The Jakarta meeting included workshops on regulation and safety, standardization and quality control, sustainability of medicinal plant resources, and integration of herbal medicine into modern healthcare systems. These aren’t peripheral topics but core issues determining who benefits economically from traditional knowledge.
China reportedly funded 30,000 Africans to study there between 2015 and 2018, while Russia expects to provide government scholarships to 10,000 African students in 2024, and India pledged to fund 50,000 Africans through 2025. These state-sponsored educational strategies include training in traditional medicine, positioning these countries to collaborate with African partners while also developing their own herbal medicine industries.
For African regulators, the challenge is competing in an environment where well-resourced Asian agencies actively participate in standard-setting forums, conduct sophisticated research on medicinal plants, and develop regulatory frameworks that facilitate international trade. Simply showing up at meetings isn’t enough; regulators need technical capacity to engage substantively.
Some African countries are making progress. South Africa has relatively advanced pharmaceutical regulation, though challenges remain in traditional medicine oversight. Egypt’s decades of experience regulating traditional medicine provides a foundation, though Dr. El-Nabawy’s call for greater scientific evidence suggests gaps remain. Morocco and Kenya have developed traditional medicine regulatory frameworks, though their international engagement varies.

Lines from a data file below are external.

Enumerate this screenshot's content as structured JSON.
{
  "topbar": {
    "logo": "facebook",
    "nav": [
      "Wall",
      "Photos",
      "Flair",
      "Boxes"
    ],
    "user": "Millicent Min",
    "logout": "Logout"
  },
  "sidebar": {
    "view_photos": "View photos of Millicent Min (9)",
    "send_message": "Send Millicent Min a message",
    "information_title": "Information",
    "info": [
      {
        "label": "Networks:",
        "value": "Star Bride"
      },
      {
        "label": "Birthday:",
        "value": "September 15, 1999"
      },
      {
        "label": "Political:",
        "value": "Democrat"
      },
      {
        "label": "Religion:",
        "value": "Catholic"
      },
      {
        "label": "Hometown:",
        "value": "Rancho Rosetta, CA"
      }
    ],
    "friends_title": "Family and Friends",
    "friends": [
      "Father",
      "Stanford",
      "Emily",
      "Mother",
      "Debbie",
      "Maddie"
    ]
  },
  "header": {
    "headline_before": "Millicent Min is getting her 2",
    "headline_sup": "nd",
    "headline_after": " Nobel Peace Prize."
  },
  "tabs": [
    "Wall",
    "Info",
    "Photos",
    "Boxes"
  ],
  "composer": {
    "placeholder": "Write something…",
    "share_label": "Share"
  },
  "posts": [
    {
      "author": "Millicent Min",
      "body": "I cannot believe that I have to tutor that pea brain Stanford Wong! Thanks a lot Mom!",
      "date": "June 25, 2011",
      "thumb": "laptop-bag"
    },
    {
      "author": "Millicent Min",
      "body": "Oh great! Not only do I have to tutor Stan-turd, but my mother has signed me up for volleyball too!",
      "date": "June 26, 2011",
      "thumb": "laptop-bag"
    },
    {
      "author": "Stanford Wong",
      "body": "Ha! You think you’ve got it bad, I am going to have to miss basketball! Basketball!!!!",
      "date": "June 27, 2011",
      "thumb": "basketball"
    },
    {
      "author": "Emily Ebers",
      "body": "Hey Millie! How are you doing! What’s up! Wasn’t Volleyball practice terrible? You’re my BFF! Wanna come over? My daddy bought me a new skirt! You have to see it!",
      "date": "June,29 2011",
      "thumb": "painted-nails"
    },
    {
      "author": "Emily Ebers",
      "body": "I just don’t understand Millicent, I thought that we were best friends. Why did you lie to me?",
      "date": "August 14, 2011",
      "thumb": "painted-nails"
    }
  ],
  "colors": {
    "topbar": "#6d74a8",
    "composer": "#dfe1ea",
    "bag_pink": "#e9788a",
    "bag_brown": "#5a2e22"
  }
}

What’s missing is coordinated African participation in international forums where standards get set. Individual countries acting alone lack the collective weight to shape agendas. Regional coordination through African Union health structures could amplify African voices, but that requires political will and resource allocation.
The upcoming New Delhi summit in December offers another opportunity for African health officials to participate. Whether regulatory agencies send technically qualified staff to engage in working groups on quality standards, or whether only ministerial delegations attend high-level plenary sessions, will indicate whether the gap between strategic ambition and technical capacity is narrowing.
The outcomes of Jakarta deliberations contribute directly to implementing the WHO Global Traditional Medicine Strategy 2025–2034, which emphasizes research, regulation, integration, and cross-sector collaboration. African countries that weren’t part of those deliberations now must implement strategies they didn’t help shape.
The disconnect between African leaders’ prominent roles at the Berlin political summit and their regulators’ absence from the Jakarta technical meeting illustrates a broader pattern. African countries often participate enthusiastically in high-level policy discussions but struggle to maintain presence in the technical forums where implementation details get worked out.
For traditional medicine, those implementation details determine everything: which testing protocols prove affordability and accessibility, which quality standards balance rigour with practicality, which regulatory pathways facilitate market access without compromising safety, and which intellectual property frameworks protect traditional knowledge while enabling innovation.
These aren’t questions that resolve themselves through political declarations or strategic visions. They require regulators at the table, negotiating details, building relationships with counterparts, and ensuring African perspectives shape technical standards.
Whether communities that supply and share traditional knowledge see economic returns depends partly on negotiations happening in rooms where African regulators have yet to secure seats. Until that changes, African countries risk celebrating their traditional medicine heritage while others capture its commercial value.